EDMONTON: The Canadian Taxpayers Federation (CTF) is calling on Alberta MLAs to amend Bill 24 (Fiscal Responsibility Amendment Act, 2006) to decrease the amount of resource revenues used for budgeting back to $4 billion, rather than increasing it to $5.3 billion.
Bill 24 currently proposes to increase the initial spending cap of resource revenues from the current $4.75 billion up to $5.3 billion, the third increase in as many years.
"This government is playing a dangerous game of chicken by increasing their reliance on non-renewable, non-reliable, resource revenues to fund core programs like health, education and children's services," said CTF-Alberta director, Scott Hennig.
"If anything the government should be reducing their reliance on oil and gas revenues," continued Hennig.
The Fiscal Responsibility Act was first amended in 2003 to establish the Sustainability Fund and cap the amount of initial spending of resource revenues at $3.5 billion. A year later that cap was raised to $4 billion.

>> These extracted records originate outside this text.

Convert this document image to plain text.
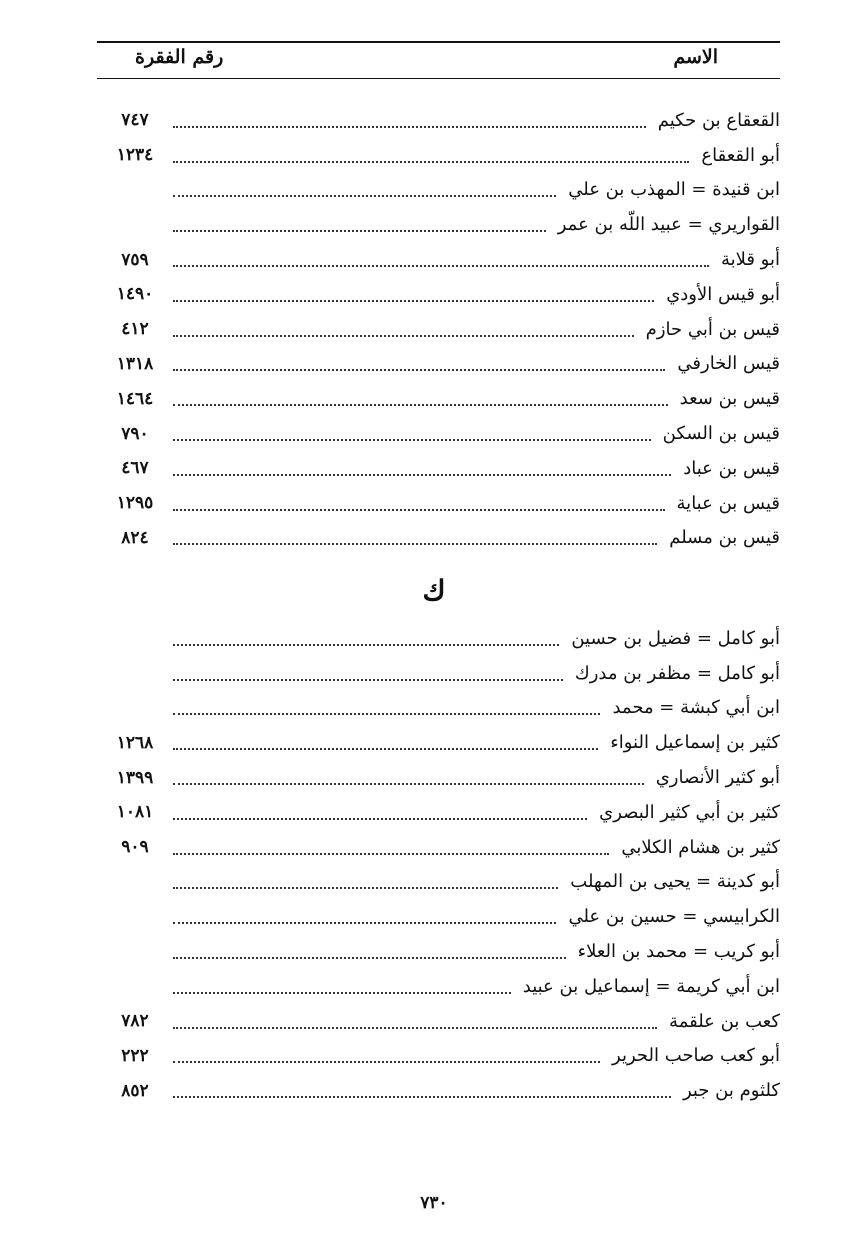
الاسم
رقم الفقرة
القعقاع بن حكيم
٧٤٧
أبو القعقاع
١٢٣٤
ابن قنيدة = المهذب بن علي
القواريري = عبيد اللّه بن عمر
أبو قلابة
٧٥٩
أبو قيس الأودي
١٤٩٠
قيس بن أبي حازم
٤١٢
قيس الخارفي
١٣١٨
قيس بن سعد
١٤٦٤
قيس بن السكن
٧٩٠
قيس بن عباد
٤٦٧
قيس بن عباية
١٢٩٥
قيس بن مسلم
٨٢٤
ك
أبو كامل = فضيل بن حسين
أبو كامل = مظفر بن مدرك
ابن أبي كبشة = محمد
كثير بن إسماعيل النواء
١٢٦٨
أبو كثير الأنصاري
١٣٩٩
كثير بن أبي كثير البصري
١٠٨١
كثير بن هشام الكلابي
٩٠٩
أبو كدينة = يحيى بن المهلب
الكرابيسي = حسين بن علي
أبو كريب = محمد بن العلاء
ابن أبي كريمة = إسماعيل بن عبيد
كعب بن علقمة
٧٨٢
أبو كعب صاحب الحرير
٢٢٢
كلثوم بن جبر
٨٥٢
٧٣٠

In 2005, the cap was once again raised to $4.75 billion.
"Albertans should be worried about this trend," concluded Hennig. "If resource revenues drop to where they were, just in 2000, this new spending cap will force the province to either cut program funding or dip into savings to balance their budget."
When first established in 2003, the spending cap represented nearly 150% of the ten-year-low of non-renewable resource revenues collected by the province (1998-99). If Bill 24 is passed in its current form the province would now be spending more than double what its ten-year-low in non-renewable resource revenues collected.